Availability Status: Available to answer requests
Licensed Beds: 144 pediatric beds
Teaching / Non-Teaching Status: Teaching
Setting: Urban
Start Date of Intervention Work: January 2005
Mentor Contact Name: Andrea Benin
Mentor Contact Email: andrea.benin@ynhh.org
Mentor Contact Phone: 203-688-8692

 

Additional Information:

Yale-New Haven Hospital has been successful in implementing rapid response teams for Pediatrics by instituting a team based out of the ICU that is available 24 hours per day, 7 days per week.  This team has been very favorably received by the medical and nursing staff.  As of January 2006, we are implementing an equivalent program for the adult-care services.

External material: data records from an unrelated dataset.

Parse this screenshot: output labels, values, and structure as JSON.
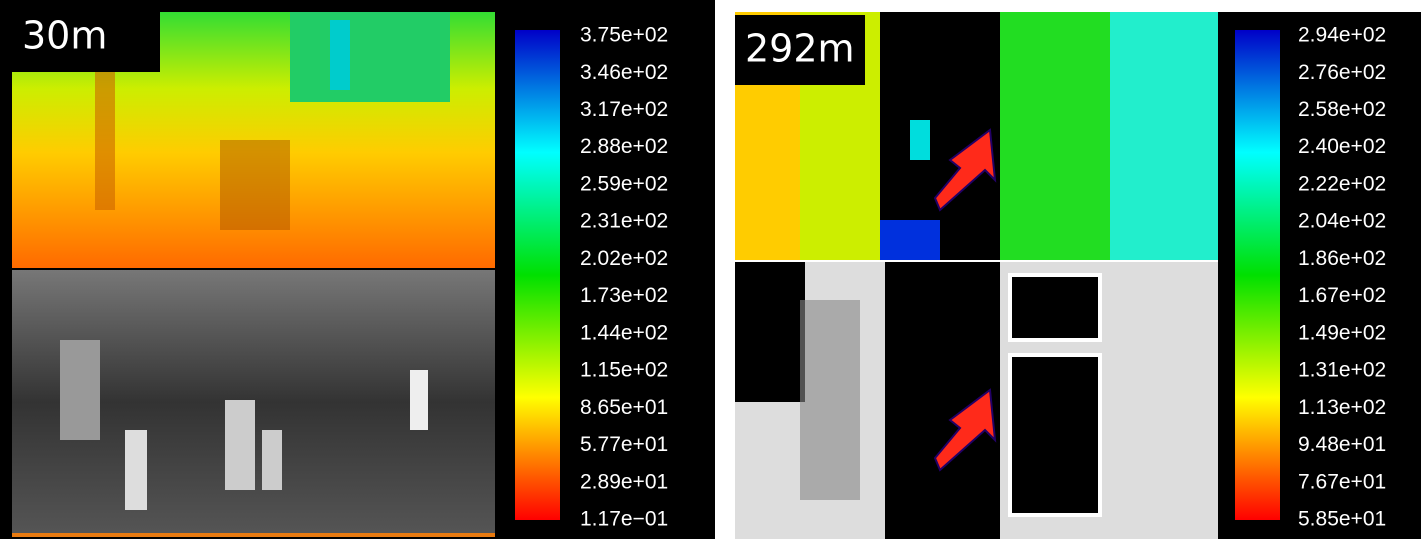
{
  "panels": [
    {
      "label": "30m",
      "colorbar_ticks": [
        "3.75e+02",
        "3.46e+02",
        "3.17e+02",
        "2.88e+02",
        "2.59e+02",
        "2.31e+02",
        "2.02e+02",
        "1.73e+02",
        "1.44e+02",
        "1.15e+02",
        "8.65e+01",
        "5.77e+01",
        "2.89e+01",
        "1.17e−01"
      ]
    },
    {
      "label": "292m",
      "colorbar_ticks": [
        "2.94e+02",
        "2.76e+02",
        "2.58e+02",
        "2.40e+02",
        "2.22e+02",
        "2.04e+02",
        "1.86e+02",
        "1.67e+02",
        "1.49e+02",
        "1.31e+02",
        "1.13e+02",
        "9.48e+01",
        "7.67e+01",
        "5.85e+01"
      ]
    }
  ]
}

Thus far, we have analyzed pilot data comparing the first 6 months of implementation of the pediatric rapid response team (RRT) to the same 6 months of the year prior.  We have found that there was a notable decline of 39% in the number of hours between the time patients first demonstrated a possible indication for transfer to the pediatric intensive care unit (PICU) and their time of transfer to the PICU.  We are currently implementing monthly evaluation of a set of metrics that includes the time between patients' first indication that they might need care in the PICU and transfer, time elapsed between call for and arrival of the RRT, proportion of patients progressing to full-codes before transfer, the number of codes per 1000 discharges, the proportion of in-hospital codes that occur outside the PICU, and the number of calls to the RRT per month.